Chapitre 5 : Connaissance précoce du nom des lettres et traitement des relations oral-écrit

L’analyse des résultats obtenus dans le cadre de l’étude longitudinale précédente nous a permis de dégager l’influence de la connaissance du nom des lettres sur la réussite en lecture et en écriture. Cette seconde étude se donne pour objectif d’examiner le rôle de la connaissance du nom de la lettre dans le traitement des relations oral-écrit auprès de plus jeunes enfants, scolarisés en moyenne section de maternelle. Nous nous proposons d’observer les mécanismes par lesquels la connaissance précoce du nom des lettres influence l’apprentissage de la langue écrite à travers les stratégies mises en œuvre dans la réalisation d’épreuves de production et d’identification de pseudo-mots écrits.

Il s’agit d’une part de montrer que la connaissance du nom de la lettre favorise le stockage d’unités phonologiques que l’enfant peut mobiliser pour établir des associations oral-écrit lui permettant d’écrire et d’identifier des pseudo-mots comportant la syllabe que constitue le nom de la lettre. Ainsi que le suggèrent certaines études expérimentales en langue anglaise (Treiman & Rodriguez, 1999 ; Treiman, Sotak, & Bowman, 2001) de jeunes enfants qui connaissent le nom des lettres exploitent l’information phonologique portée par les mots dont la prononciation comporte le nom des lettres pour les identifier à l’écrit, plutôt qu’ils n’utilisent des indices visuo-graphiques pourtant prégnants. Le nom des lettres semble constituer également une ressource à laquelle se réfèrent les prélecteurs ou lecteurs débutants pour orthographier des mots dont la forme orale comporte le nom des lettres (Treiman, 1993).

D’autre part, la connaissance du nom d’une lettre semble faciliter l’accès à la connaissance implicite de sa valeur phonémique (Ecalle, 2004 ; Evans, Bell, Shaw, Moretti, & Page, 2006 ; Share, 2004 ; Treiman, Broderick, Tincoff, & Rodriguez, 1998). Une recherche récente menée auprès d’enfants scolarisés en moyenne et grande section de maternelle (Foulin & Pacton, 2006) révèle la présence d’une relation entre connaissance du nom des lettres et apprentissage du "son" des lettres dans des tâches de lecture de pseudo-mots ; conclusions conformes aux travaux en langue portugaise (Cardoso-Martins, Resende, & Rodrigues, 2002).
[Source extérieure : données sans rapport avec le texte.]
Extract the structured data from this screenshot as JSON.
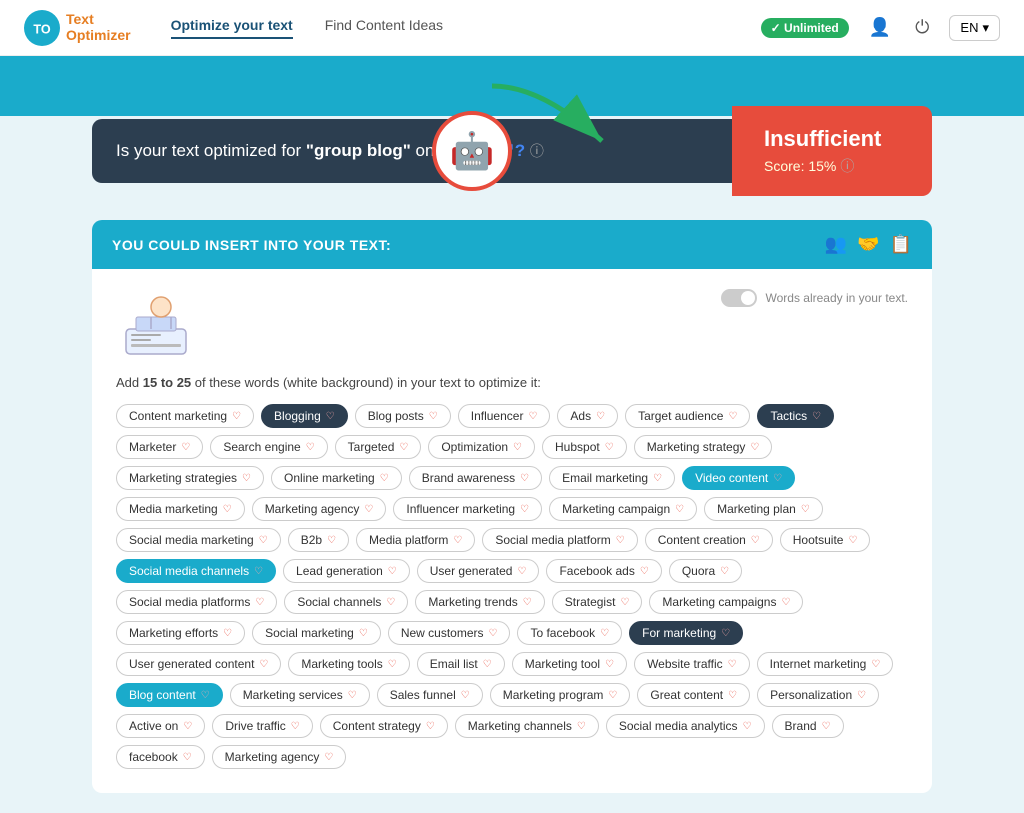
{
  "header": {
    "logo_line1": "Text",
    "logo_line2": "Optimizer",
    "nav": [
      {
        "label": "Optimize your text",
        "active": true
      },
      {
        "label": "Find Content Ideas",
        "active": false
      }
    ],
    "unlimited_label": "✓ Unlimited",
    "lang_label": "EN"
  },
  "score_banner": {
    "question": "Is your text optimized for \"group blog\" on",
    "google_label": "Google™?",
    "status_label": "Insufficient",
    "score_label": "Score: 15%"
  },
  "insert_section": {
    "title": "YOU COULD INSERT INTO YOUR TEXT:",
    "toggle_label": "Words already in your text."
  },
  "instruction": {
    "text_start": "Add ",
    "highlight": "15 to 25",
    "text_end": " of these words (white background) in your text to optimize it:"
  },
  "tags": [
    {
      "label": "Content marketing",
      "style": "normal"
    },
    {
      "label": "Blogging",
      "style": "highlighted"
    },
    {
      "label": "Blog posts",
      "style": "normal"
    },
    {
      "label": "Influencer",
      "style": "normal"
    },
    {
      "label": "Ads",
      "style": "normal"
    },
    {
      "label": "Target audience",
      "style": "normal"
    },
    {
      "label": "Tactics",
      "style": "highlighted"
    },
    {
      "label": "Marketer",
      "style": "normal"
    },
    {
      "label": "Search engine",
      "style": "normal"
    },
    {
      "label": "Targeted",
      "style": "normal"
    },
    {
      "label": "Optimization",
      "style": "normal"
    },
    {
      "label": "Hubspot",
      "style": "normal"
    },
    {
      "label": "Marketing strategy",
      "style": "normal"
    },
    {
      "label": "Marketing strategies",
      "style": "normal"
    },
    {
      "label": "Online marketing",
      "style": "normal"
    },
    {
      "label": "Brand awareness",
      "style": "normal"
    },
    {
      "label": "Email marketing",
      "style": "normal"
    },
    {
      "label": "Video content",
      "style": "teal"
    },
    {
      "label": "Media marketing",
      "style": "normal"
    },
    {
      "label": "Marketing agency",
      "style": "normal"
    },
    {
      "label": "Influencer marketing",
      "style": "normal"
    },
    {
      "label": "Marketing campaign",
      "style": "normal"
    },
    {
      "label": "Marketing plan",
      "style": "normal"
    },
    {
      "label": "Social media marketing",
      "style": "normal"
    },
    {
      "label": "B2b",
      "style": "normal"
    },
    {
      "label": "Media platform",
      "style": "normal"
    },
    {
      "label": "Social media platform",
      "style": "normal"
    },
    {
      "label": "Content creation",
      "style": "normal"
    },
    {
      "label": "Hootsuite",
      "style": "normal"
    },
    {
      "label": "Social media channels",
      "style": "teal"
    },
    {
      "label": "Lead generation",
      "style": "normal"
    },
    {
      "label": "User generated",
      "style": "normal"
    },
    {
      "label": "Facebook ads",
      "style": "normal"
    },
    {
      "label": "Quora",
      "style": "normal"
    },
    {
      "label": "Social media platforms",
      "style": "normal"
    },
    {
      "label": "Social channels",
      "style": "normal"
    },
    {
      "label": "Marketing trends",
      "style": "normal"
    },
    {
      "label": "Strategist",
      "style": "normal"
    },
    {
      "label": "Marketing campaigns",
      "style": "normal"
    },
    {
      "label": "Marketing efforts",
      "style": "normal"
    },
    {
      "label": "Social marketing",
      "style": "normal"
    },
    {
      "label": "New customers",
      "style": "normal"
    },
    {
      "label": "To facebook",
      "style": "normal"
    },
    {
      "label": "For marketing",
      "style": "highlighted"
    },
    {
      "label": "User generated content",
      "style": "normal"
    },
    {
      "label": "Marketing tools",
      "style": "normal"
    },
    {
      "label": "Email list",
      "style": "normal"
    },
    {
      "label": "Marketing tool",
      "style": "normal"
    },
    {
      "label": "Website traffic",
      "style": "normal"
    },
    {
      "label": "Internet marketing",
      "style": "normal"
    },
    {
      "label": "Blog content",
      "style": "teal"
    },
    {
      "label": "Marketing services",
      "style": "normal"
    },
    {
      "label": "Sales funnel",
      "style": "normal"
    },
    {
      "label": "Marketing program",
      "style": "normal"
    },
    {
      "label": "Great content",
      "style": "normal"
    },
    {
      "label": "Personalization",
      "style": "normal"
    },
    {
      "label": "Active on",
      "style": "normal"
    },
    {
      "label": "Drive traffic",
      "style": "normal"
    },
    {
      "label": "Content strategy",
      "style": "normal"
    },
    {
      "label": "Marketing channels",
      "style": "normal"
    },
    {
      "label": "Social media analytics",
      "style": "normal"
    },
    {
      "label": "Brand",
      "style": "normal"
    },
    {
      "label": "facebook",
      "style": "normal"
    },
    {
      "label": "Marketing agency",
      "style": "normal"
    }
  ]
}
Nous nous proposons de montrer que, grâce à cette connaissance initiale, les jeunes enfants sont capables d’extraire le phonème correspondant d’un mot prononcé pour établir ainsi des correspondances lettre-son indépendamment de tout enseignement spécifique. Cette capacité à connecter l’oral et l’écrit à un niveau sub-lexical devrait leur permettre de lire le pseudo-mot et d’écrire l’unité attendue.

L’acquisition de cette connaissance implicite ainsi que plus globalement la réussite aux épreuves proposées sous-tendent en corollaire l’intervention de compétences phonologiques. Les conclusions issues des recherches sur ce thème précédemment citées autorisent à penser que ces compétences favorisent la mobilisation de cette première base de connaissances que constitue la connaissance du nom des lettres : le nom des lettres est une structure phonologique dont la manipulation nécessite la présence d’une sensibilité phonologique. A son tour, cette connaissance du nom des lettres participe à la compréhension que les mots parlés sont composés de segments élémentaires non signifiants que l’on peut manipuler. Outre son rôle dans l’acquisition de la valeur phonémique des lettres, la connaissance du nom des lettres pourrait ainsi participer au développement de la conscience phonémique.

Nous examinons les liens entre la connaissance du nom des lettres et le niveau d’habiletés phonologiques de jeunes enfants répartis en deux groupes, Connaisseurs vs non Connaisseurs du nom des lettres ainsi que leurs relations respectives avec les performances en lecture et écriture.